'Nomadland,' satire 'Borat 2' win top Golden Globes
'Nomadland,' satire 'Borat 2' win top Golden Globes
LOS ANGELES (Reuters) - Drama “Nomadland” and satire “Borat Subsequent Moviefilm” won movie honors at the Golden Globes on Sunday in a mostly virtual bicoastal ceremony that was marked by pandemic conditions and calls for more diversity.
“Nomadland,” a moving drama about van dwellers in recession-hit America from Searchlight Pictures, also took the best director prize for Chinese-born Chloe Zhao.
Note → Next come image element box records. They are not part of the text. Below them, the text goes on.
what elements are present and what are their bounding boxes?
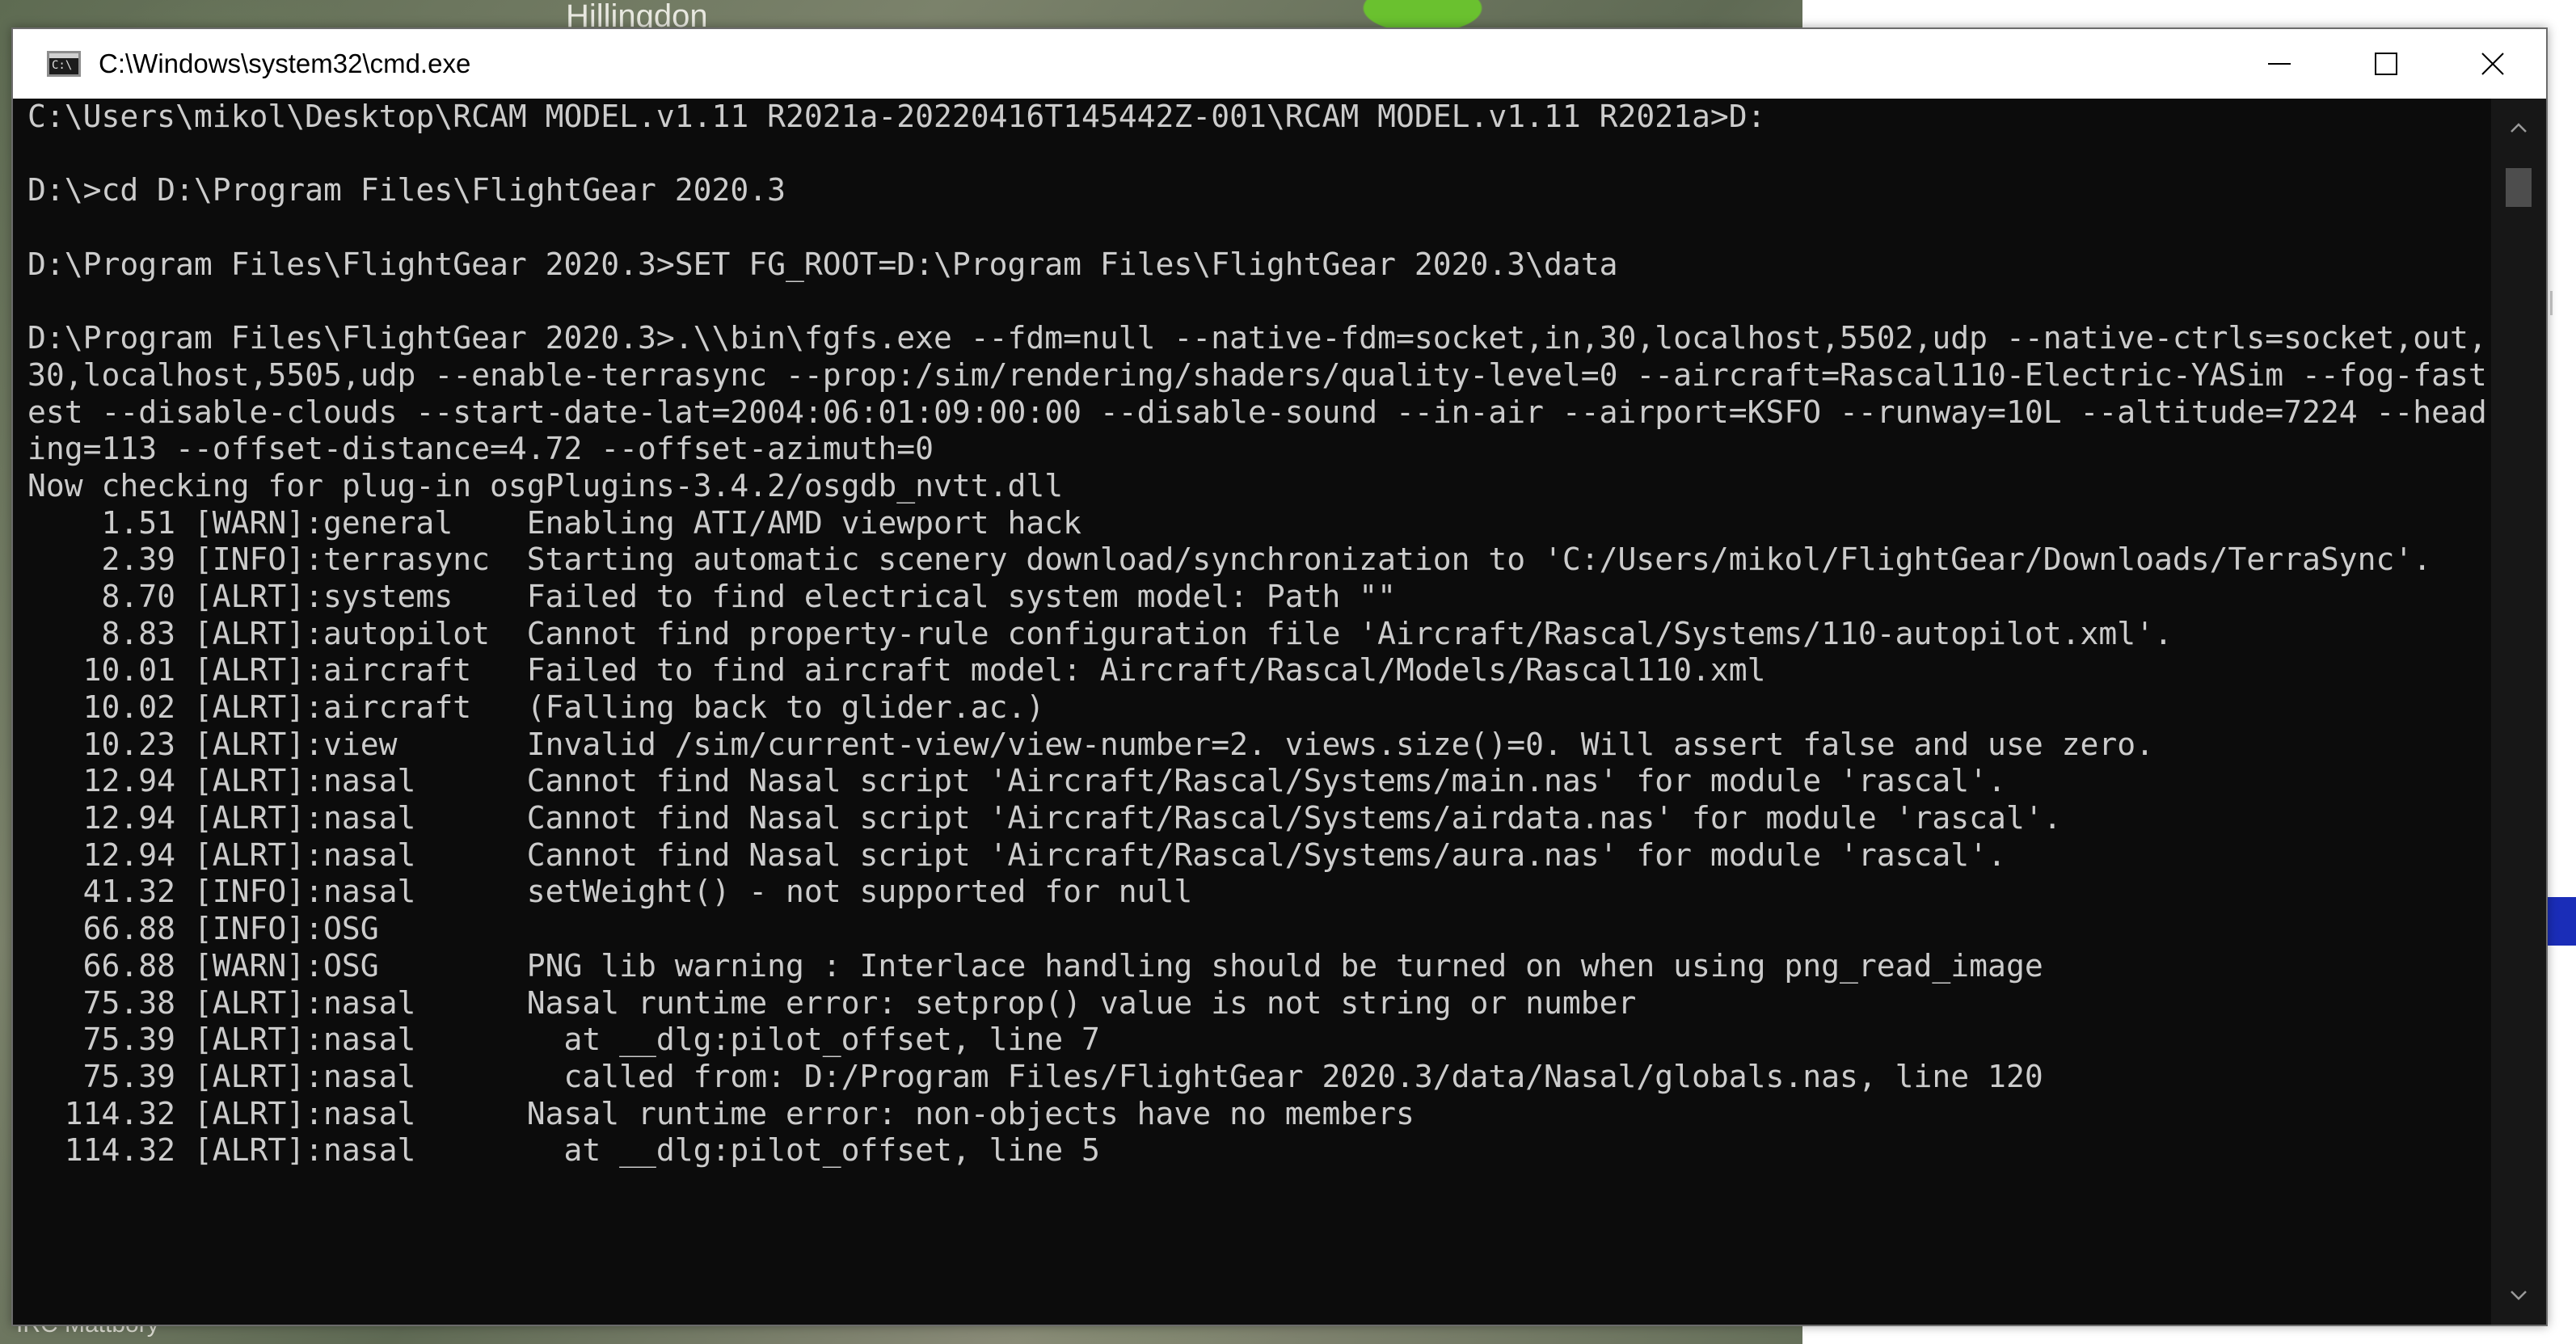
scroll-thumb[interactable] (2506, 168, 2532, 207)
window-title: C:\Windows\system32\cmd.exe (99, 48, 471, 78)
console-line: 12.94 [ALRT]:nasal Cannot find Nasal scr… (27, 800, 2062, 836)
console-line: 10.23 [ALRT]:view Invalid /sim/current-v… (27, 726, 2154, 762)
console-line: est --disable-clouds --start-date-lat=20… (27, 394, 2487, 430)
console-line: 66.88 [INFO]:OSG (27, 911, 379, 947)
console-line: 10.02 [ALRT]:aircraft (Falling back to g… (27, 689, 1045, 725)
console-line: D:\>cd D:\Program Files\FlightGear 2020.… (27, 172, 786, 209)
scroll-up-button[interactable] (2491, 110, 2546, 145)
console-line: 30,localhost,5505,udp --enable-terrasync… (27, 356, 2487, 393)
console-line: 2.39 [INFO]:terrasync Starting automatic… (27, 541, 2432, 578)
console-line: 8.83 [ALRT]:autopilot Cannot find proper… (27, 615, 2173, 651)
console-output[interactable]: C:\Users\mikol\Desktop\RCAM MODEL.v1.11 … (13, 99, 2490, 1325)
console-line: 8.70 [ALRT]:systems Failed to find elect… (27, 578, 1396, 614)
console-line: 114.32 [ALRT]:nasal Nasal runtime error:… (27, 1095, 1414, 1131)
console-line: 75.38 [ALRT]:nasal Nasal runtime error: … (27, 984, 1637, 1021)
console-line: Now checking for plug-in osgPlugins-3.4.… (27, 467, 1064, 503)
scroll-down-arrow-icon (2511, 1291, 2527, 1300)
close-button[interactable] (2439, 29, 2546, 99)
vertical-scrollbar[interactable] (2491, 99, 2546, 1325)
console-line: 66.88 [WARN]:OSG PNG lib warning : Inter… (27, 947, 2043, 984)
console-line: 114.32 [ALRT]:nasal at __dlg:pilot_offse… (27, 1132, 1100, 1169)
scroll-down-button[interactable] (2491, 1278, 2546, 1313)
console-line: D:\Program Files\FlightGear 2020.3>SET F… (27, 246, 1618, 282)
console-line: 75.39 [ALRT]:nasal called from: D:/Progr… (27, 1058, 2043, 1094)
minimize-button[interactable] (2226, 29, 2333, 99)
console-line: 1.51 [WARN]:general Enabling ATI/AMD vie… (27, 504, 1082, 541)
maximize-button[interactable] (2333, 29, 2439, 99)
background-accent-block (2546, 897, 2576, 946)
console-line: 75.39 [ALRT]:nasal at __dlg:pilot_offset… (27, 1022, 1100, 1058)
console-line: C:\Users\mikol\Desktop\RCAM MODEL.v1.11 … (27, 99, 1766, 134)
console-line: 41.32 [INFO]:nasal setWeight() - not sup… (27, 874, 1193, 910)
console-line: 12.94 [ALRT]:nasal Cannot find Nasal scr… (27, 836, 2006, 873)
cmd-icon[interactable]: C:\ (47, 51, 81, 77)
close-icon (2481, 53, 2504, 75)
maximize-icon (2375, 53, 2397, 75)
console-line: ing=113 --offset-distance=4.72 --offset-… (27, 431, 934, 467)
console-line: 12.94 [ALRT]:nasal Cannot find Nasal scr… (27, 763, 2006, 799)
console-line: D:\Program Files\FlightGear 2020.3>.\\bi… (27, 320, 2487, 356)
title-bar[interactable]: C:\ C:\Windows\system32\cmd.exe (13, 29, 2546, 99)
minimize-icon (2268, 63, 2291, 65)
cmd-window: C:\ C:\Windows\system32\cmd.exe C:\Users… (11, 27, 2548, 1326)
background-tick (2550, 291, 2553, 315)
console-line: 10.01 [ALRT]:aircraft Failed to find air… (27, 652, 1766, 689)
scroll-up-arrow-icon (2511, 123, 2527, 133)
It made Zhao only the second woman to win at the Globes in that category, and the first woman director of Asian descent to win.
Sacha Baron Cohen, the creator of “Borat Subsequent Moviefilm” from Amazon Studios was named best comedy movie actor, while Andra Day was a surprise winner for playing singer Billie Holliday in “The United States vs Billie Holliday.”
British royal drama “The Crown,” comedy “Schitt’s Creek,” and limited-series chess saga “The Queen’s Gambit” won the top awards in television.
Actors Emma Corrin, who played a young Princess Diana, Josh O’Connor, who played Prince Charles, and Gillian Anderson, who played Margaret Thatcher, in the Netflix royal series were also winners.
Netflix period drama “Mank,” about the screenwriter of “Citizen Kane,” had gone into Sunday’s show with a leading six nods but ended the night empty-handed.
Elsewhere, “Black Panther” star Chadwick Boseman, whose death at 43 of an undisclosed battle with cancer stunned fans, won a posthumous best movie actor Golden Globe for his last performance in period jazz drama “Ma Rainey’s Black Bottom.”
British actors Daniel Kaluuya and John Boyega, and animated movie “Soul” were among other diverse winners chosen by the Hollywood Foreign Press Association (HFPA), which has been lambasted for having no Black people among its 87 members.
Members of the HFPA appeared on Sunday’s show and pledged to do better.
The usual chummy gathering of A-listers at a gala dinner in Beverly Hills was replaced by webcams in the homes of mostly glammed-up celebrities, small physical audiences made up of masked frontline workers, and a skit about self-involved celebrities consulting doctors with their coronavirus concerns.